As the auction hammer fell at Sotheby’s in New York last week, a painting by Jean-Michel Basquiat fetched a record $110.5 million. Now another hammer will come down: the tax man’s.
The heady price may give the seller, Lise Wilks, an equally heady capital gain of about $85 million, which means she may owe about $37 million, according to tax experts.
Her late parents bought the work for $19,000 three decades ago.
Collectors can face steep taxes on successful investments.
There is the maximum 28% federal capital gains rate for collectibles, compared with the top rate of as much as 20 percent on securities. A 3.8 percent additional levy on investment income is applied for top earners.
Reside in New York City?
That’s another 12%.
Figuring Wilks’ exact tax bill or cost basis is impossible without knowing whether the piece was a gift or passed to her through the parents’ estate, according to Laura Peebles, a retired certified public accountant who’s a senior fellow at Bloomberg BNA.
One way to determine the cost basis is to use the value of the work on the date of a parent’s death, assuming it was included in that parent’s taxable estate, Peebles said. Wilks’ parents, Jerry and Emily Spiegel, both died in 2009.
The auction record for Basquiat at the time was $13.5 million, according to Brett Gorvy, former global head of postwar and contemporary art at Christie’s.
While Sotheby’s achieved the $110.5 million Basquiat record, the result included their commission of $12.5 million on top of the $98 million hammer price.

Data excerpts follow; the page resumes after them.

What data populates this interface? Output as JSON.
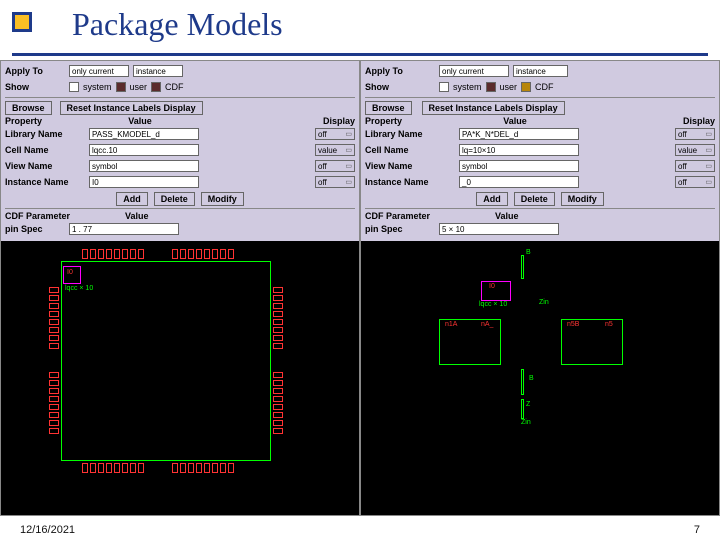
{
  "slide": {
    "title": "Package Models",
    "date": "12/16/2021",
    "page": "7"
  },
  "left": {
    "applyTo": "Apply To",
    "onlyCurrent": "only current",
    "instance": "instance",
    "show": "Show",
    "system": "system",
    "user": "user",
    "cdf": "CDF",
    "browse": "Browse",
    "reset": "Reset Instance Labels Display",
    "col_property": "Property",
    "col_value": "Value",
    "col_display": "Display",
    "rows": {
      "libName": {
        "label": "Library Name",
        "value": "PASS_KMODEL_d",
        "disp": "off"
      },
      "cellName": {
        "label": "Cell Name",
        "value": "lqcc.10",
        "disp": "value"
      },
      "viewName": {
        "label": "View Name",
        "value": "symbol",
        "disp": "off"
      },
      "instName": {
        "label": "Instance Name",
        "value": "I0",
        "disp": "off"
      }
    },
    "add": "Add",
    "delete": "Delete",
    "modify": "Modify",
    "cdfParam": "CDF Parameter",
    "value2": "Value",
    "pinSpec": "pin Spec",
    "pinSpecVal": "1 . 77",
    "canvas": {
      "inst": "I0",
      "cell": "lqcc × 10"
    }
  },
  "right": {
    "applyTo": "Apply To",
    "onlyCurrent": "only current",
    "instance": "instance",
    "show": "Show",
    "system": "system",
    "user": "user",
    "cdf": "CDF",
    "browse": "Browse",
    "reset": "Reset Instance Labels Display",
    "col_property": "Property",
    "col_value": "Value",
    "col_display": "Display",
    "rows": {
      "libName": {
        "label": "Library Name",
        "value": "PA*K_N*DEL_d",
        "disp": "off"
      },
      "cellName": {
        "label": "Cell Name",
        "value": "lq=10×10",
        "disp": "value"
      },
      "viewName": {
        "label": "View Name",
        "value": "symbol",
        "disp": "off"
      },
      "instName": {
        "label": "Instance Name",
        "value": "_0",
        "disp": "off"
      }
    },
    "add": "Add",
    "delete": "Delete",
    "modify": "Modify",
    "cdfParam": "CDF Parameter",
    "value2": "Value",
    "pinSpec": "pin Spec",
    "pinSpecVal": "5 × 10",
    "canvas": {
      "inst": "I0",
      "cell": "lqcc × 10",
      "B": "B",
      "Z": "Z",
      "Zin": "Zin",
      "n1A": "n1A",
      "nA_": "nA_",
      "n5B": "n5B",
      "n5": "n5"
    }
  }
}
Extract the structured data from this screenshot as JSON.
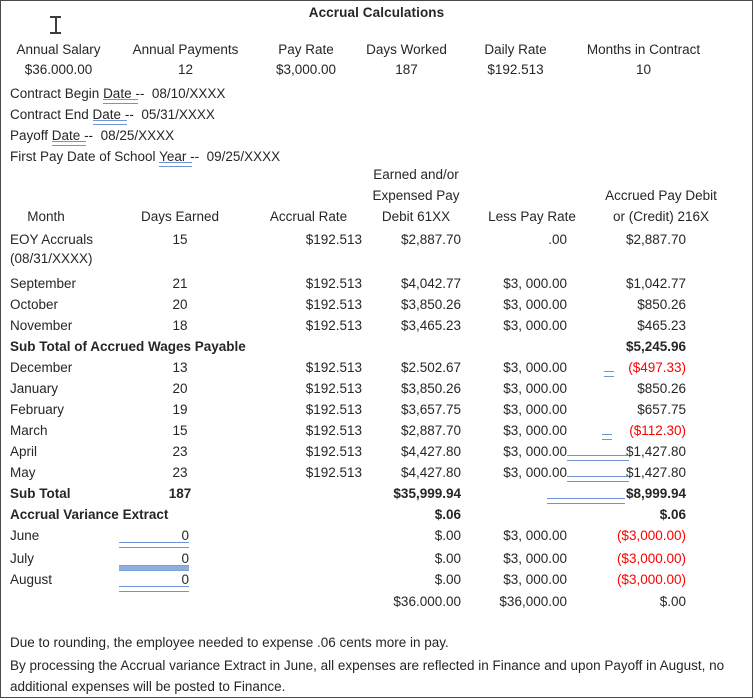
{
  "document": {
    "title": "Accrual Calculations"
  },
  "summary": {
    "headers": [
      "Annual Salary",
      "Annual Payments",
      "Pay Rate",
      "Days Worked",
      "Daily Rate",
      "Months in Contract"
    ],
    "values": [
      "$36.000.00",
      "12",
      "$3,000.00",
      "187",
      "$192.513",
      "10"
    ]
  },
  "dates": [
    {
      "label_before": "Contract Begin ",
      "marked": "Date",
      "sep": " --",
      "value": "08/10/XXXX"
    },
    {
      "label_before": "Contract End ",
      "marked": "Date",
      "sep": " --",
      "value": "05/31/XXXX"
    },
    {
      "label_before": "Payoff ",
      "marked": "Date",
      "sep": " --",
      "value": "08/25/XXXX"
    },
    {
      "label_before": "First Pay Date of School ",
      "marked": "Year",
      "sep": " --",
      "value": "09/25/XXXX"
    }
  ],
  "table": {
    "headers": {
      "month": "Month",
      "days_earned": "Days Earned",
      "accrual_rate": "Accrual Rate",
      "earned_line1": "Earned and/or",
      "earned_line2": "Expensed Pay",
      "earned_line3": "Debit 61XX",
      "less_pay_rate": "Less Pay Rate",
      "accrued_line1": "Accrued Pay Debit",
      "accrued_line2": "or (Credit) 216X"
    },
    "rows": [
      {
        "month": "EOY Accruals",
        "month_line2": "(08/31/XXXX)",
        "days": "15",
        "rate": "$192.513",
        "earned": "$2,887.70",
        "less": ".00",
        "accrued": "$2,887.70",
        "accrued_negative": false
      },
      {
        "month": "September",
        "days": "21",
        "rate": "$192.513",
        "earned": "$4,042.77",
        "less": "$3, 000.00",
        "accrued": "$1,042.77",
        "accrued_negative": false
      },
      {
        "month": "October",
        "days": "20",
        "rate": "$192.513",
        "earned": "$3,850.26",
        "less": "$3, 000.00",
        "accrued": "$850.26",
        "accrued_negative": false
      },
      {
        "month": "November",
        "days": "18",
        "rate": "$192.513",
        "earned": "$3,465.23",
        "less": "$3, 000.00",
        "accrued": "$465.23",
        "accrued_negative": false
      },
      {
        "month": "December",
        "days": "13",
        "rate": "$192.513",
        "earned": "$2.502.67",
        "less": "$3, 000.00",
        "accrued": "($497.33)",
        "accrued_negative": true
      },
      {
        "month": "January",
        "days": "20",
        "rate": "$192.513",
        "earned": "$3,850.26",
        "less": "$3, 000.00",
        "accrued": "$850.26",
        "accrued_negative": false
      },
      {
        "month": "February",
        "days": "19",
        "rate": "$192.513",
        "earned": "$3,657.75",
        "less": "$3, 000.00",
        "accrued": "$657.75",
        "accrued_negative": false
      },
      {
        "month": "March",
        "days": "15",
        "rate": "$192.513",
        "earned": "$2,887.70",
        "less": "$3, 000.00",
        "accrued": "($112.30)",
        "accrued_negative": true
      },
      {
        "month": "April",
        "days": "23",
        "rate": "$192.513",
        "earned": "$4,427.80",
        "less": "$3, 000.00",
        "accrued": "$1,427.80",
        "accrued_negative": false
      },
      {
        "month": "May",
        "days": "23",
        "rate": "$192.513",
        "earned": "$4,427.80",
        "less": "$3, 000.00",
        "accrued": "$1,427.80",
        "accrued_negative": false
      },
      {
        "month": "June",
        "days": "0",
        "rate": "",
        "earned": "$.00",
        "less": "$3, 000.00",
        "accrued": "($3,000.00)",
        "accrued_negative": true
      },
      {
        "month": "July",
        "days": "0",
        "rate": "",
        "earned": "$.00",
        "less": "$3, 000.00",
        "accrued": "($3,000.00)",
        "accrued_negative": true
      },
      {
        "month": "August",
        "days": "0",
        "rate": "",
        "earned": "$.00",
        "less": "$3, 000.00",
        "accrued": "($3,000.00)",
        "accrued_negative": true
      }
    ],
    "subtotal_accrued_wages": {
      "label": "Sub Total of Accrued Wages Payable",
      "accrued": "$5,245.96"
    },
    "subtotal": {
      "label": "Sub Total",
      "days": "187",
      "earned": "$35,999.94",
      "accrued": "$8,999.94"
    },
    "variance_extract": {
      "label": "Accrual Variance Extract",
      "earned": "$.06",
      "accrued": "$.06"
    },
    "grand_total": {
      "earned": "$36.000.00",
      "less": "$36,000.00",
      "accrued": "$.00"
    }
  },
  "notes": [
    "Due to rounding, the employee needed to expense .06 cents more in pay.",
    "By processing the Accrual variance Extract in June, all expenses are reflected in Finance and upon Payoff in August, no",
    "additional expenses will be posted to Finance."
  ],
  "colors": {
    "negative": "#ff0000",
    "tracked_change_underline": "#6f93d6",
    "text": "#262626"
  }
}
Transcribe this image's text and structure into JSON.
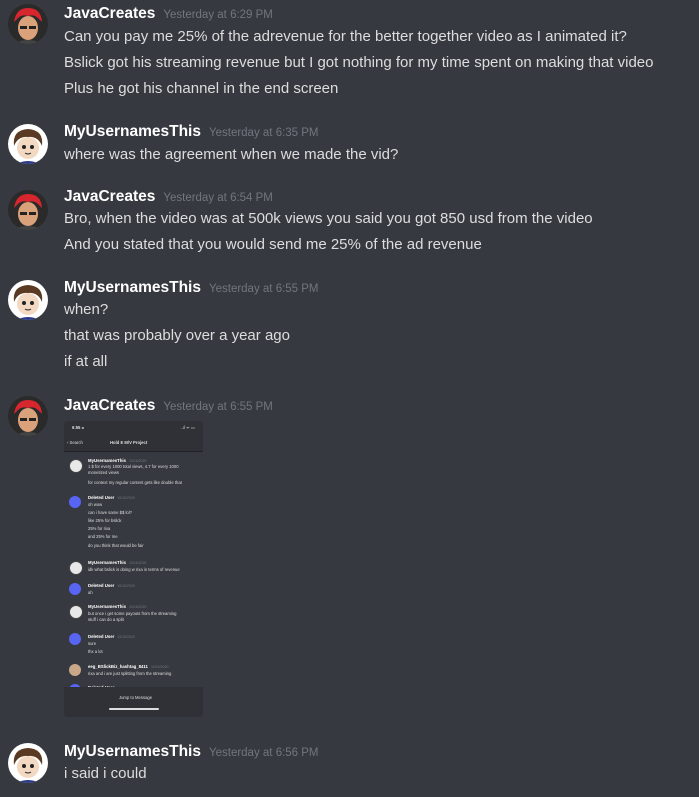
{
  "messages": [
    {
      "author": "JavaCreates",
      "timestamp": "Yesterday at 6:29 PM",
      "lines": [
        "Can you pay me 25% of the adrevenue for the better together video as I animated it?",
        "Bslick got his streaming revenue but I got nothing for my time spent on making that video",
        "Plus he got his channel in the end screen"
      ]
    },
    {
      "author": "MyUsernamesThis",
      "timestamp": "Yesterday at 6:35 PM",
      "lines": [
        "where was the agreement when we made the vid?"
      ]
    },
    {
      "author": "JavaCreates",
      "timestamp": "Yesterday at 6:54 PM",
      "lines": [
        "Bro, when the video was at 500k views you said you got 850 usd from the video",
        "And you stated that you would send me 25% of the ad revenue"
      ]
    },
    {
      "author": "MyUsernamesThis",
      "timestamp": "Yesterday at 6:55 PM",
      "lines": [
        "when?",
        "that was probably over a year ago",
        "if at all"
      ]
    },
    {
      "author": "JavaCreates",
      "timestamp": "Yesterday at 6:55 PM",
      "lines": []
    },
    {
      "author": "MyUsernamesThis",
      "timestamp": "Yesterday at 6:56 PM",
      "lines": [
        "i said i could"
      ]
    }
  ],
  "attachment": {
    "status_time": "6:55 ◂",
    "status_icons": "..ıl ᯤ ▭",
    "back_label": "‹ Search",
    "title": "Hold E M/V Project",
    "jump_label": "Jump to Message",
    "messages": [
      {
        "author": "MyUsernamesThis",
        "date": "10/16/2020",
        "lines": [
          "1 $ for every 1000 total views, 4.7 for every 1000",
          "monetized views",
          "for context my regular content gets like double that"
        ]
      },
      {
        "author": "Deleted User",
        "date": "10/16/2020",
        "lines": [
          "oh wow",
          "can i have same $$ lol?",
          "like 25% for bslick",
          "25% for rixa",
          "and 25% for me",
          "do you think that would be fair"
        ]
      },
      {
        "author": "MyUsernamesThis",
        "date": "10/16/2020",
        "lines": [
          "idk what bslick is doing w rixa in terms of revenue"
        ]
      },
      {
        "author": "Deleted User",
        "date": "10/16/2020",
        "lines": [
          "ah"
        ]
      },
      {
        "author": "MyUsernamesThis",
        "date": "10/16/2020",
        "lines": [
          "but once i get some payouts from the streaming",
          "stuff i can do a split"
        ]
      },
      {
        "author": "Deleted User",
        "date": "10/16/2020",
        "lines": [
          "sure",
          "thx a lot"
        ]
      },
      {
        "author": "eeg_BSlickBiz_hashtag_8411",
        "date": "10/16/2020",
        "lines": [
          "rixa and i are just splitting from the streaming"
        ]
      },
      {
        "author": "Deleted User",
        "date": "",
        "lines": []
      }
    ]
  }
}
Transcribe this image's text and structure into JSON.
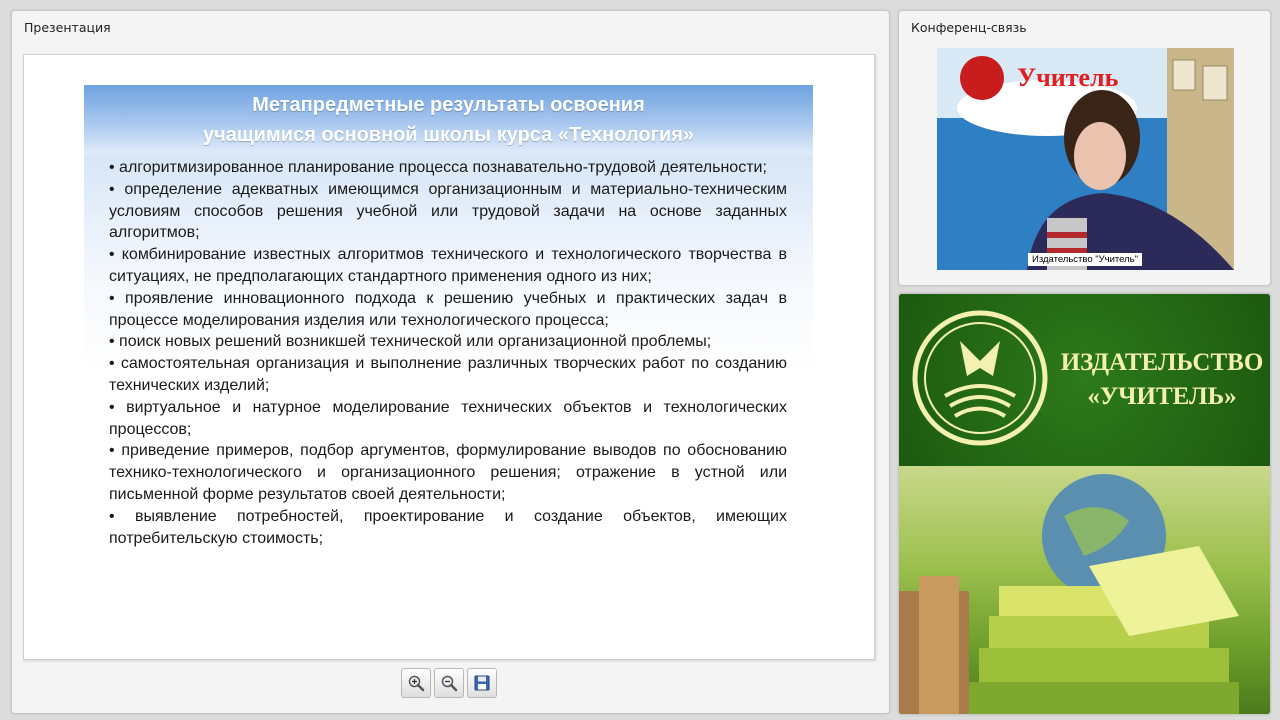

Taking the work’s $13.5 million value as an assumed cost basis, Wilks’ gain would be about $85 million. Her estimated federal tax: $27 million.
Add about 12% for New York City and state tax and that’s another $10 million.
Wilks and her representatives didn’t return phone calls and emails for comment. Wilks sold the Basquiat anonymously as is custom for many wealthy art collectors.
There are strategies to offset such a big gain, including:
Art investors can defer capital gains taxes by taking advantage of what’s known as an Section 1031 exchange by using the net gains to purchase more art. Collectors aren’t eligible for this deferral so those who use this technique should be prepared to document their status as an investor, according to Peebles, who specializes in estate, trust and charitable planning.
Gains can be offset by donations of cash or art during the year of the sale, or carried forward from prior years. If a collector donates art to a museum, for example, the donor gets to deduct the appraised value.
Donations to public charities of cash and other non-appreciated property may offset up to 50% of the donor’s income. The limit is 30% for certain private foundations. The deduction is also phased out based on the donor’s income.
“If they are lucky enough to have a bonanza like that, they should plan on becoming more charitable,” said Ralph Lerner, an attorney who has negotiated major art transactions. The alternative is giving it to the government, he said.
Wilks has embraced philanthropy. The Lise and Jeffrey Wilks Family Foundation reported $3.5 million in assets and made $301,650 in grants and gifts in the year ended July 31, 2015, according to the organization’s latest tax filing on GuideStar.
For those thinking about selling their art, there may be another strategy altogether: Waiting to see if President Donald Trump is successful in overhauling tax rates.
Experts advise caution on that.
“Your taxes might be lower but what happens if the art market shifts?" said Shari Levitan, a partner at the law firm of Holland & Knight who advises wealthy families with substantial art collections.
“You never know if you are at the height of the market until you are on the other side sliding down.”